Приводит Старик братов к бел-горючему камешку.
— Тут я Старца ентого выспрашивал: «Как звать! Как величать тебя, дедушка!? Сколько лет хожу по белу свету, а таких могучих не видывал?!» — завершал быличку Добрыня, — Говорил тогда нам Старый Старик, ответствовал, что всяк именует его по-своему, но чаще называют Седовласым — так оно и есть. Как молвил — только мы его и видели…
— Ну, а что же Мишатка-то? — интересовались молодые дружинники.
— Чего ему будет? Плюнул он, да нашел жену себе новую, не чернявую — златокосую, не сварливую — терпеливую, не хазаринку сыскал себе — нашу, русскую. Если Потык и лишился через такой оборот памяти, то не всем же в таврели игрывать! — заключил Микитович грустно.

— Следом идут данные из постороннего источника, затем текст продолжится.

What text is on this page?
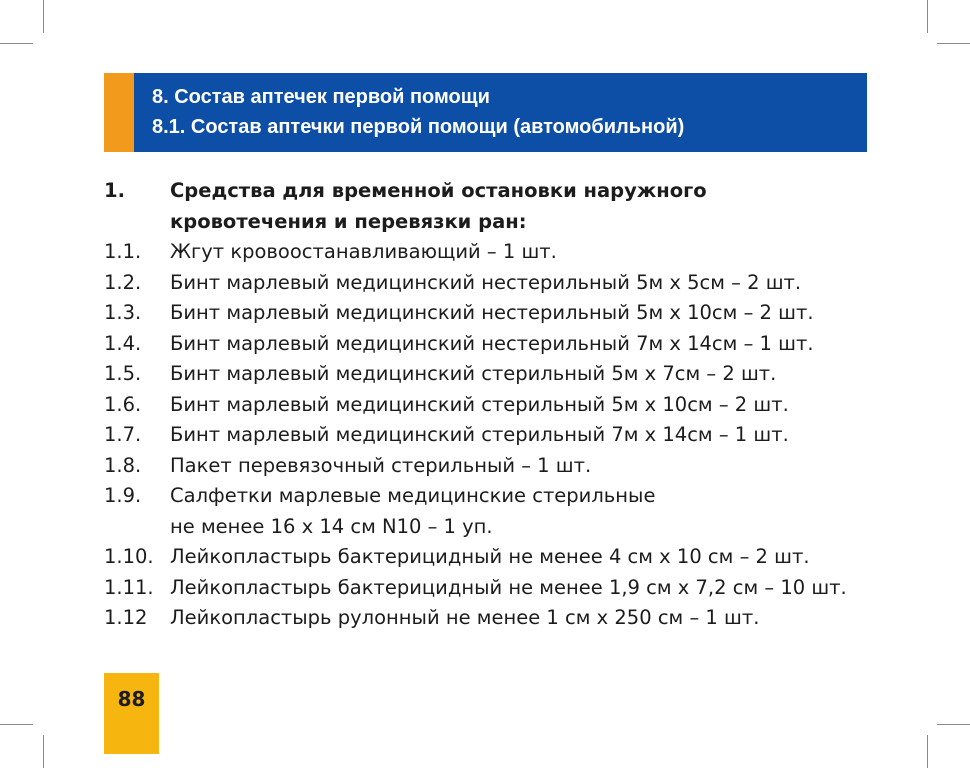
8. Состав аптечек первой помощи
8.1. Состав аптечки первой помощи (автомобильной)
1. Средства для временной остановки наружного
кровотечения и перевязки ран:
1.1. Жгут кровоостанавливающий – 1 шт.
1.2. Бинт марлевый медицинский нестерильный 5м х 5см – 2 шт.
1.3. Бинт марлевый медицинский нестерильный 5м х 10см – 2 шт.
1.4. Бинт марлевый медицинский нестерильный 7м х 14см – 1 шт.
1.5. Бинт марлевый медицинский стерильный 5м х 7см – 2 шт.
1.6. Бинт марлевый медицинский стерильный 5м х 10см – 2 шт.
1.7. Бинт марлевый медицинский стерильный 7м х 14см – 1 шт.
1.8. Пакет перевязочный стерильный – 1 шт.
1.9. Салфетки марлевые медицинские стерильные
не менее 16 х 14 см N10 – 1 уп.
1.10. Лейкопластырь бактерицидный не менее 4 см х 10 см – 2 шт.
1.11. Лейкопластырь бактерицидный не менее 1,9 см х 7,2 см – 10 шт.
1.12 Лейкопластырь рулонный не менее 1 см х 250 см – 1 шт.
88
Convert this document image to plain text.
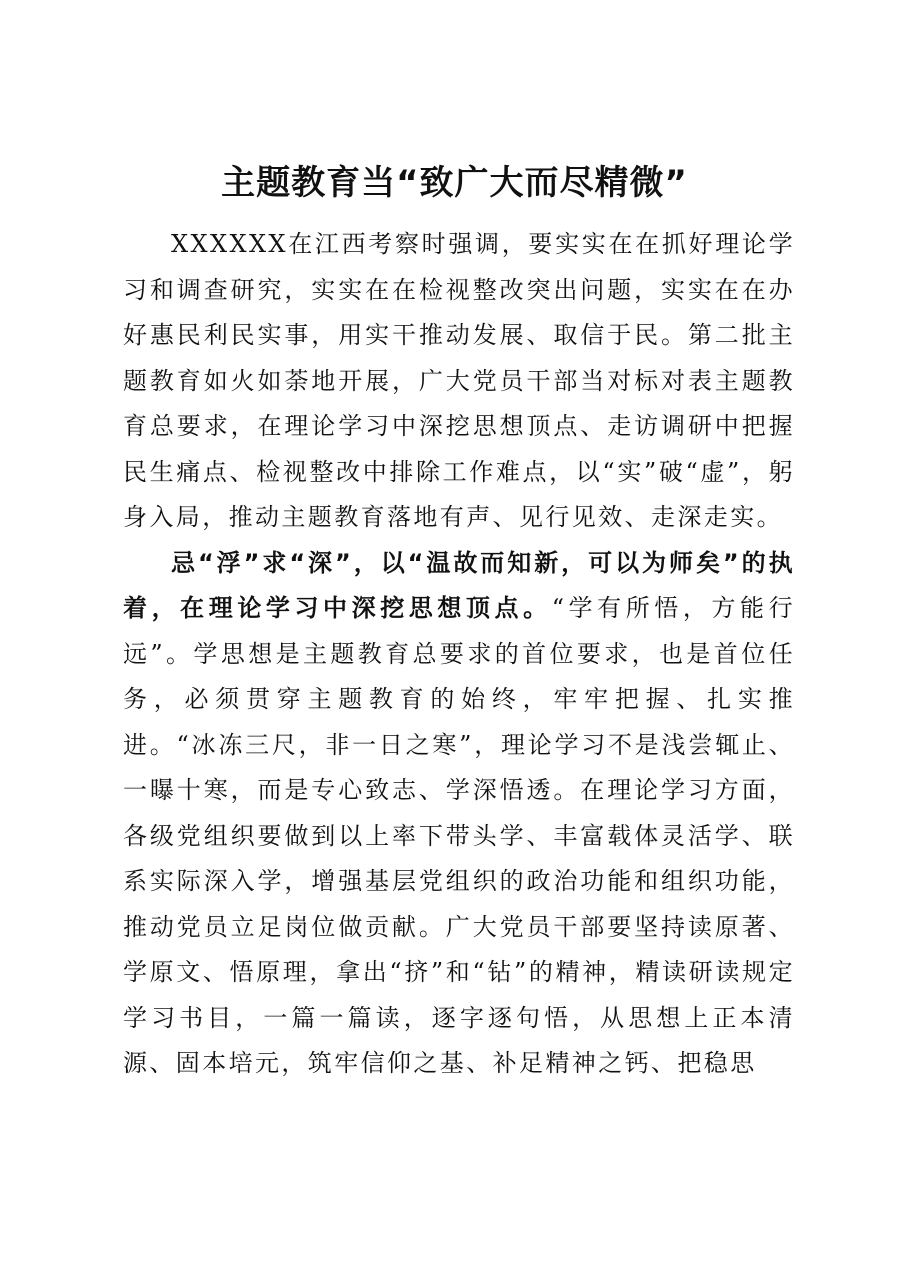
主题教育当“致广大而尽精微”

XXXXXX在江西考察时强调，要实实在在抓好理论学习和调查研究，实实在在检视整改突出问题，实实在在办好惠民利民实事，用实干推动发展、取信于民。第二批主题教育如火如荼地开展，广大党员干部当对标对表主题教育总要求，在理论学习中深挖思想顶点、走访调研中把握民生痛点、检视整改中排除工作难点，以“实”破“虚”，躬身入局，推动主题教育落地有声、见行见效、走深走实。

忌“浮”求“深”，以“温故而知新，可以为师矣”的执着，在理论学习中深挖思想顶点。“学有所悟，方能行远”。学思想是主题教育总要求的首位要求，也是首位任务，必须贯穿主题教育的始终，牢牢把握、扎实推进。“冰冻三尺，非一日之寒”，理论学习不是浅尝辄止、一曝十寒，而是专心致志、学深悟透。在理论学习方面，各级党组织要做到以上率下带头学、丰富载体灵活学、联系实际深入学，增强基层党组织的政治功能和组织功能，推动党员立足岗位做贡献。广大党员干部要坚持读原著、学原文、悟原理，拿出“挤”和“钻”的精神，精读研读规定学习书目，一篇一篇读，逐字逐句悟，从思想上正本清源、固本培元，筑牢信仰之基、补足精神之钙、把稳思
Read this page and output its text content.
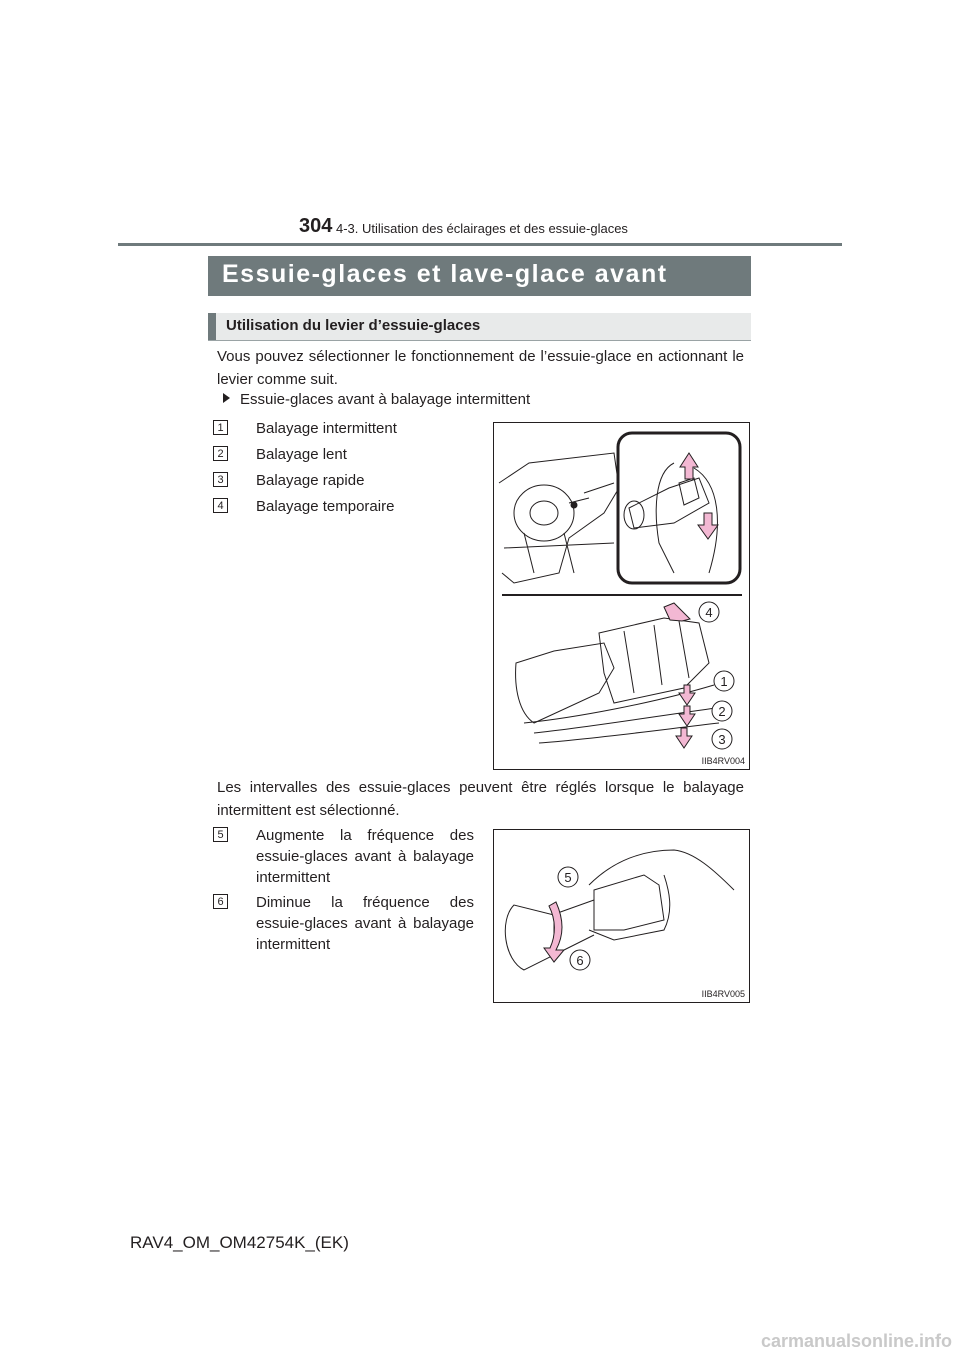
304 4-3. Utilisation des éclairages et des essuie-glaces
Essuie-glaces et lave-glace avant
Utilisation du levier d’essuie-glaces
Vous pouvez sélectionner le fonctionnement de l’essuie-glace en actionnant le levier comme suit.
Essuie-glaces avant à balayage intermittent
1 Balayage intermittent
2 Balayage lent
3 Balayage rapide
4 Balayage temporaire
4
1
2
3
IIB4RV004
Les intervalles des essuie-glaces peuvent être réglés lorsque le balayage intermittent est sélectionné.
5 Augmente la fréquence des essuie-glaces avant à balayage intermittent
6 Diminue la fréquence des essuie-glaces avant à balayage intermittent
5
6
IIB4RV005
RAV4_OM_OM42754K_(EK)
carmanualsonline.info
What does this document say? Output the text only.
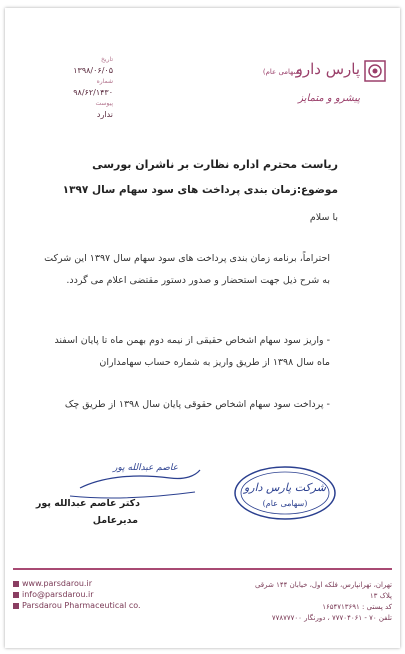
پارس دارو
(سهامی عام)
پیشرو و متمایز
تاریخ
۱۳۹۸/۰۶/۰۵
شماره
۹۸/۶۲/۱۴۳۰
پیوست
ندارد
ریاست محترم اداره نظارت بر ناشران بورسی
موضوع:زمان بندی پرداخت های سود سهام سال ۱۳۹۷
با سلام
احتراماً، برنامه زمان بندی پرداخت های سود سهام سال ۱۳۹۷ این شرکت به شرح ذیل جهت استحضار و صدور دستور مقتضی اعلام می گردد.
- واریز سود سهام اشخاص حقیقی از نیمه دوم بهمن ماه تا پایان اسفند ماه سال ۱۳۹۸ از طریق واریز به شماره حساب سهامداران
- پرداخت سود سهام اشخاص حقوقی پایان سال ۱۳۹۸ از طریق چک
عاصم عبدالله پور
شرکت پارس دارو
(سهامی عام)
دکتر عاصم عبدالله پور
مدیرعامل
www.parsdarou.ir
info@parsdarou.ir
Parsdarou Pharmaceutical co.
تهران، تهرانپارس، فلکه اول، خیابان ۱۴۴ شرقی
پلاک ۱۳
کد پستی : ۱۶۵۴۷۱۳۶۹۱
تلفن ۷۰ - ۷۷۷۰۴۰۶۱ ، دورنگار ۷۷۸۷۷۷۰۰
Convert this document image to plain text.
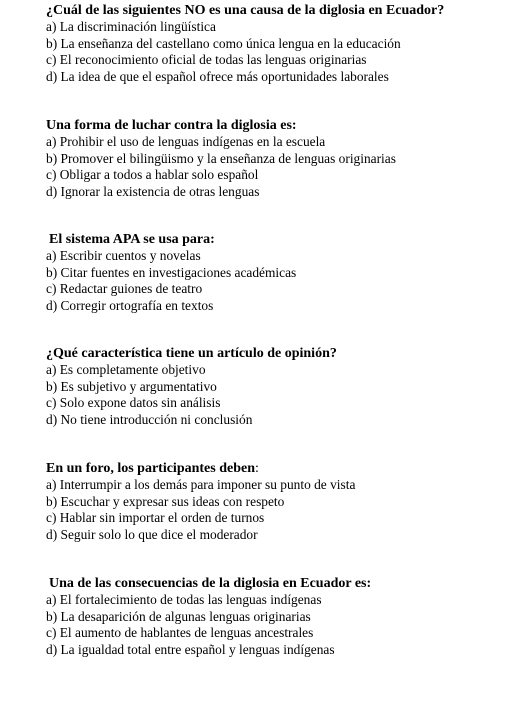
¿Cuál de las siguientes NO es una causa de la diglosia en Ecuador?

a) La discriminación lingüística
b) La enseñanza del castellano como única lengua en la educación
c) El reconocimiento oficial de todas las lenguas originarias
d) La idea de que el español ofrece más oportunidades laborales

Una forma de luchar contra la diglosia es:

a) Prohibir el uso de lenguas indígenas en la escuela
b) Promover el bilingüismo y la enseñanza de lenguas originarias
c) Obligar a todos a hablar solo español
d) Ignorar la existencia de otras lenguas

El sistema APA se usa para:

a) Escribir cuentos y novelas
b) Citar fuentes en investigaciones académicas
c) Redactar guiones de teatro
d) Corregir ortografía en textos

¿Qué característica tiene un artículo de opinión?

a) Es completamente objetivo
b) Es subjetivo y argumentativo
c) Solo expone datos sin análisis
d) No tiene introducción ni conclusión

En un foro, los participantes deben:

a) Interrumpir a los demás para imponer su punto de vista
b) Escuchar y expresar sus ideas con respeto
c) Hablar sin importar el orden de turnos
d) Seguir solo lo que dice el moderador

Una de las consecuencias de la diglosia en Ecuador es:

a) El fortalecimiento de todas las lenguas indígenas
b) La desaparición de algunas lenguas originarias
c) El aumento de hablantes de lenguas ancestrales
d) La igualdad total entre español y lenguas indígenas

Наблюдая за персидской забавой, недоумевал разве один княжий волхв. При дворе его оставили лишь за то, что хорошо зубную боль лечил. Так старик говорил, что забава сия совсем не заморская, что издревле игрывали в таврели на Руси, а шатрангу и слыхом не слыхивали, но так и не сумел доказать своих слов. А поверил ему разве мурманский ярл, но при этом убеждал собеседников — таврели занесли на Русь варяги, и сами эти варяги ихнего роду, и пошла игра сия не иначе как от великого Одина и его асов. Родич ярла даже вспомнил пару строк из древних северных сказаний, но мурманов тоже высмеяли, а сами песни их объявили новейшим сочинительством.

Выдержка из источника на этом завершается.